Governo adia início do ano letivo para os alunos do secundário devido à sobrecarga dos professores classificadores e admite rever também o calendário do 3.º ciclo
O Governo decidiu adiar o início das aulas do Ensino Secundário para 21 de setembro, alterando o calendário inicialmente previsto, que apontava para o arranque do ano letivo entre os dias 11 e 15 de setembro.
O anúncio foi feito esta quinta-feira pelo ministro da Educação, Ciência e Inovação, Fernando Alexandre, no final da reunião do Conselho de Ministros, justificando a decisão com a sobrecarga de trabalho enfrentada pelos professores responsáveis pela classificação dos exames nacionais.
Sobrecarga dos classificadores motivou adiamento
Segundo Fernando Alexandre, o adiamento resulta dos problemas verificados durante o processo de classificação digital dos exames nacionais do ensino secundário.
O ministro reconheceu que a implementação do sistema eletrónico de correção “não correu bem”, originando constrangimentos que aumentaram significativamente a carga de trabalho dos professores classificadores e provocaram atrasos em várias fases do processo.
Perante esta situação, o Governo optou por conceder mais tempo às escolas para concluírem todos os procedimentos associados aos exames e prepararem o arranque do novo ano letivo.
Diretores pediram alteração do calendário
A decisão surge depois de os diretores escolares terem alertado o Ministério da Educação para as dificuldades provocadas pelos atrasos na classificação das provas.
Os constrangimentos obrigaram ao adiamento de algumas datas do calendário de exames e levaram ainda à criação de uma época extraordinária para determinados alunos do ensino secundário.

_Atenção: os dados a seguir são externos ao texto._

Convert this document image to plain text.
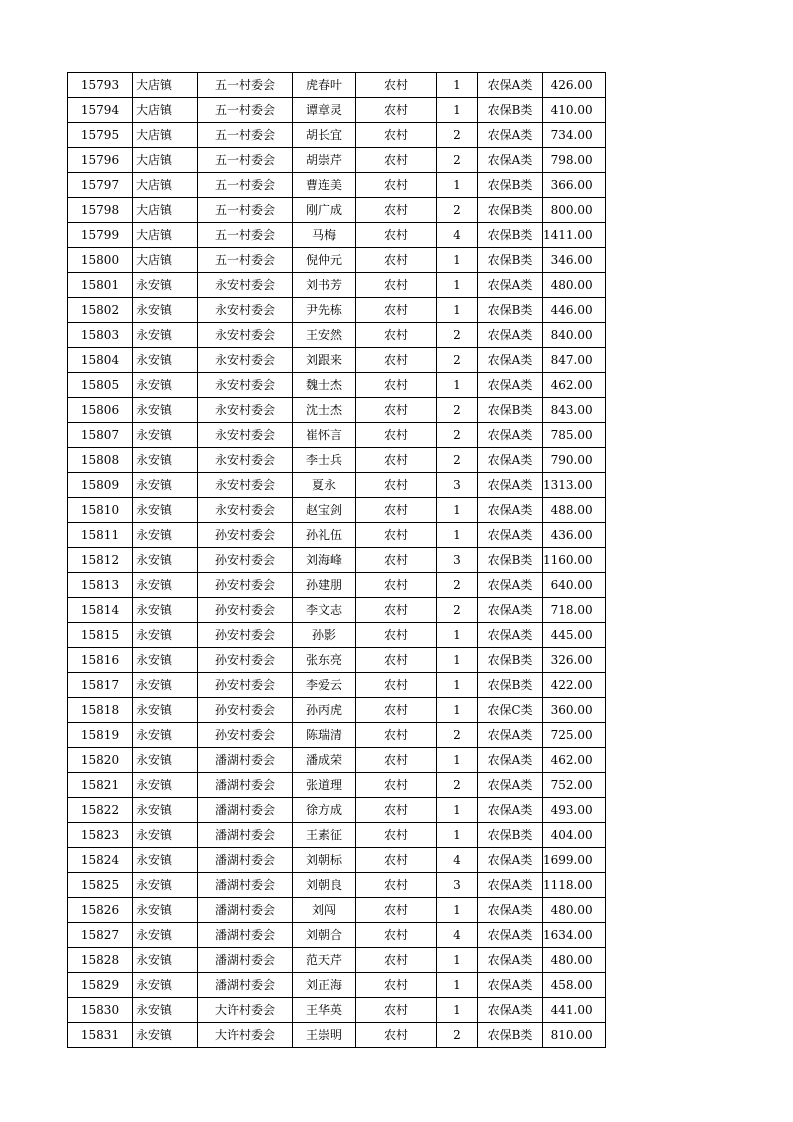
15793	大店镇	五一村委会	虎春叶	农村	1	农保A类	426.00
15794	大店镇	五一村委会	谭章灵	农村	1	农保B类	410.00
15795	大店镇	五一村委会	胡长宜	农村	2	农保A类	734.00
15796	大店镇	五一村委会	胡崇芹	农村	2	农保A类	798.00
15797	大店镇	五一村委会	曹连美	农村	1	农保B类	366.00
15798	大店镇	五一村委会	刚广成	农村	2	农保B类	800.00
15799	大店镇	五一村委会	马梅	农村	4	农保B类	1411.00
15800	大店镇	五一村委会	倪仲元	农村	1	农保B类	346.00
15801	永安镇	永安村委会	刘书芳	农村	1	农保A类	480.00
15802	永安镇	永安村委会	尹先栋	农村	1	农保B类	446.00
15803	永安镇	永安村委会	王安然	农村	2	农保A类	840.00
15804	永安镇	永安村委会	刘跟来	农村	2	农保A类	847.00
15805	永安镇	永安村委会	魏士杰	农村	1	农保A类	462.00
15806	永安镇	永安村委会	沈士杰	农村	2	农保B类	843.00
15807	永安镇	永安村委会	崔怀言	农村	2	农保A类	785.00
15808	永安镇	永安村委会	李士兵	农村	2	农保A类	790.00
15809	永安镇	永安村委会	夏永	农村	3	农保A类	1313.00
15810	永安镇	永安村委会	赵宝剑	农村	1	农保A类	488.00
15811	永安镇	孙安村委会	孙礼伍	农村	1	农保A类	436.00
15812	永安镇	孙安村委会	刘海峰	农村	3	农保B类	1160.00
15813	永安镇	孙安村委会	孙建朋	农村	2	农保A类	640.00
15814	永安镇	孙安村委会	李文志	农村	2	农保A类	718.00
15815	永安镇	孙安村委会	孙影	农村	1	农保A类	445.00
15816	永安镇	孙安村委会	张东亮	农村	1	农保B类	326.00
15817	永安镇	孙安村委会	李爱云	农村	1	农保B类	422.00
15818	永安镇	孙安村委会	孙丙虎	农村	1	农保C类	360.00
15819	永安镇	孙安村委会	陈瑞清	农村	2	农保A类	725.00
15820	永安镇	潘湖村委会	潘成荣	农村	1	农保A类	462.00
15821	永安镇	潘湖村委会	张道理	农村	2	农保A类	752.00
15822	永安镇	潘湖村委会	徐方成	农村	1	农保A类	493.00
15823	永安镇	潘湖村委会	王素征	农村	1	农保B类	404.00
15824	永安镇	潘湖村委会	刘朝标	农村	4	农保A类	1699.00
15825	永安镇	潘湖村委会	刘朝良	农村	3	农保A类	1118.00
15826	永安镇	潘湖村委会	刘闯	农村	1	农保A类	480.00
15827	永安镇	潘湖村委会	刘朝合	农村	4	农保A类	1634.00
15828	永安镇	潘湖村委会	范天芹	农村	1	农保A类	480.00
15829	永安镇	潘湖村委会	刘正海	农村	1	农保A类	458.00
15830	永安镇	大许村委会	王华英	农村	1	农保A类	441.00
15831	永安镇	大许村委会	王崇明	农村	2	农保B类	810.00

Face a este cenário, os responsáveis pelas escolas defenderam o adiamento do início das aulas, considerando que seria a solução mais adequada para garantir uma preparação organizada do novo ano letivo.
Governo avalia alterações para o 3.º ciclo
Além do ensino secundário, o Ministério da Educação está também a analisar a possibilidade de alterar o calendário escolar dos alunos do 3.º ciclo do ensino básico.
Fernando Alexandre confirmou que essa hipótese está em avaliação, mas sublinhou que ainda não foi tomada qualquer decisão.
“Ainda vamos tomar a decisão”, afirmou o ministro durante a conferência de imprensa realizada após a reunião do Conselho de Ministros.
Medida pretende assegurar um arranque mais organizado
Com esta alteração, o Governo procura responder aos problemas registados durante a época de exames nacionais e aliviar a pressão sobre os professores envolvidos na classificação das provas.
O objetivo passa por garantir que o início do ano letivo de 2026/2027 decorra com maior estabilidade, permitindo às escolas concluir todos os procedimentos administrativos e pedagógicos antes da chegada dos alunos às salas de aula.